2. Stretch your hamstrings in poses that make it impossible to bend the back instead

If your hamstrings are seriously tight, just building awareness of your unbalanced movement patterns may not be enough, because the muscles you use to move your hips back towards neutral (primarily the iliopsoas) may not be strong enough to overcome super tight hamstrings. And in the process of trying to stretch your hamstrings in order to help out your lower back, you may actually injure your lower back! Not so useful.

The solution is to stretch your hips and hamstrings in poses that don’t allow you to move the intensity elsewhere. Simply put, this means reclining hip openers, because when you lie on your back and flex your hips, you can only flex your lower back a few degrees before it flattens against the floor and can go no farther. Being pressed against the floor also means that your lower back is perfectly safe here, unlike in seated or standing forward bends.
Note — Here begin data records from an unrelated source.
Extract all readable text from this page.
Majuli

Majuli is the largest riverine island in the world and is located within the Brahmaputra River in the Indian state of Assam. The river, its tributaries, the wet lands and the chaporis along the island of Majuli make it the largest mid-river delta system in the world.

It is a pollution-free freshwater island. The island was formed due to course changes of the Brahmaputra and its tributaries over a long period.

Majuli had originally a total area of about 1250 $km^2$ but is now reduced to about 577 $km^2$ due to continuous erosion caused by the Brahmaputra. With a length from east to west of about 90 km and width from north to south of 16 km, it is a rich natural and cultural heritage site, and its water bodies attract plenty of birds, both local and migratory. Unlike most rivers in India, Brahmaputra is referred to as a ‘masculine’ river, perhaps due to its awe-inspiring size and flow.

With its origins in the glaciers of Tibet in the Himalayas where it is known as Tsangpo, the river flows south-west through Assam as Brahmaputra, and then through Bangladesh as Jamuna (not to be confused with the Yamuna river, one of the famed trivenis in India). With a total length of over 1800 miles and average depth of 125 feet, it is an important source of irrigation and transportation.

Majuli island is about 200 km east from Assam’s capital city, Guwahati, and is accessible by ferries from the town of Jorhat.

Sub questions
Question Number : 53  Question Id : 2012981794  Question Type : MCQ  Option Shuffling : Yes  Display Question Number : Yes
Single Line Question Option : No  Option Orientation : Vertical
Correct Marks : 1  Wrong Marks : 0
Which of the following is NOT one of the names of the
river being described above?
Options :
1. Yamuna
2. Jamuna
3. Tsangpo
In fact, if you are limited to less than 90 degrees of hip flexion in Supta Padangusthasana (reclining straight-legged hamstring stretch), then I would suggest avoiding standing and seated forward bends entirely for the time being, or at least dialing the intensity way back.
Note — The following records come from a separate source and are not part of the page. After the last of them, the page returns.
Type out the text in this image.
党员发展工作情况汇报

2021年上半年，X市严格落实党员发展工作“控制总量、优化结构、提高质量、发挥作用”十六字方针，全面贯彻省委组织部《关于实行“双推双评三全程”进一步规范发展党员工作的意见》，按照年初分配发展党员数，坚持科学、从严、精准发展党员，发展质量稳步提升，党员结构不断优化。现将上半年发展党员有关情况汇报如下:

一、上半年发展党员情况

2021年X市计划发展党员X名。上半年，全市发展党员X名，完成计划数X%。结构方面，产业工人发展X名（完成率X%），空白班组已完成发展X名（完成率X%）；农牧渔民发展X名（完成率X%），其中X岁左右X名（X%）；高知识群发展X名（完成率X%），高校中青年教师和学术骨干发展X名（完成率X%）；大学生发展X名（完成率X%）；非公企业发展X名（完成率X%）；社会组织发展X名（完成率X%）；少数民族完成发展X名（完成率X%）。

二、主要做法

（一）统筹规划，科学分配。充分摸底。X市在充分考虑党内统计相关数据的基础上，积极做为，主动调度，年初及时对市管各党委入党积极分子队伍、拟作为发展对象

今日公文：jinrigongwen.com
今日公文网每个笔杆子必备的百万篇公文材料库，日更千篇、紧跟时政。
Most of us do suffer from tight hamstrings, but fortunately lengthening muscles is relatively straightforward, and results can be seen within a matter of weeks if you are consistent in your exercises, emphasize surrender in your stretches, and practice with perfect intensity.

3. Lengthen the spine when you bend forward

Keeping the spine long helps protect the back in forward bends as well as in backbends, because the more the front edge of the disc is compressed, the greater the internal disc pressure, which is the direct cause of herniating discs (the pressure can rise from 17psi in a lumbar disc in a reclining person to over 300psi when lifting a heavy object with a rounded lumbar spine). Keeping the spine long maintains more space between the vertebrae, thus reducing pressure inside the discs. How do you keep the spine long in forward bends? One instruction for seated forward bends I give is to think of the movement as lifting up and over, rather than bending down. To make this concept more visceral I use the image of a cresting and crashing wave. If you have ever watched a crashing wave closely, you may have noticed how the water actually runs UP the front surface of the wave before crashing forward and down. Turning the forward bend into an act of “lifting up and over” instead of pulling yourself down quite naturally lengthens the spine and helps protect it.

4. Practice with appropriate intensity

The final point I want to emphasize for safe forward bends here is that forward bends are considered cooling, down-regulating poses, designed to increase your capacity to relax and surrender. While seated forward bends are considered some of the most basic yoga poses and are included in most beginner’s syllabi, they have great potential for causing injury when done with poor alignment and with too much effort. Straight legged versions are particularly problematic because the straight leg position pulls the hamstrings tight, which in most people limits hip rotation even more than bent-knee seated poses. The other reason why straight-legged seated forward bends are particularly dangerous is that many people are too concerned with the ego-gratifying but essentially meaningless detail of reaching their feet with their hands in these poses, often tempting them into generating too much stretch intensity. If you approach forward bends the way you do a Warrior I, for example, you are much more likely to injure yourself, and to completely miss the point of forward bends, to boot.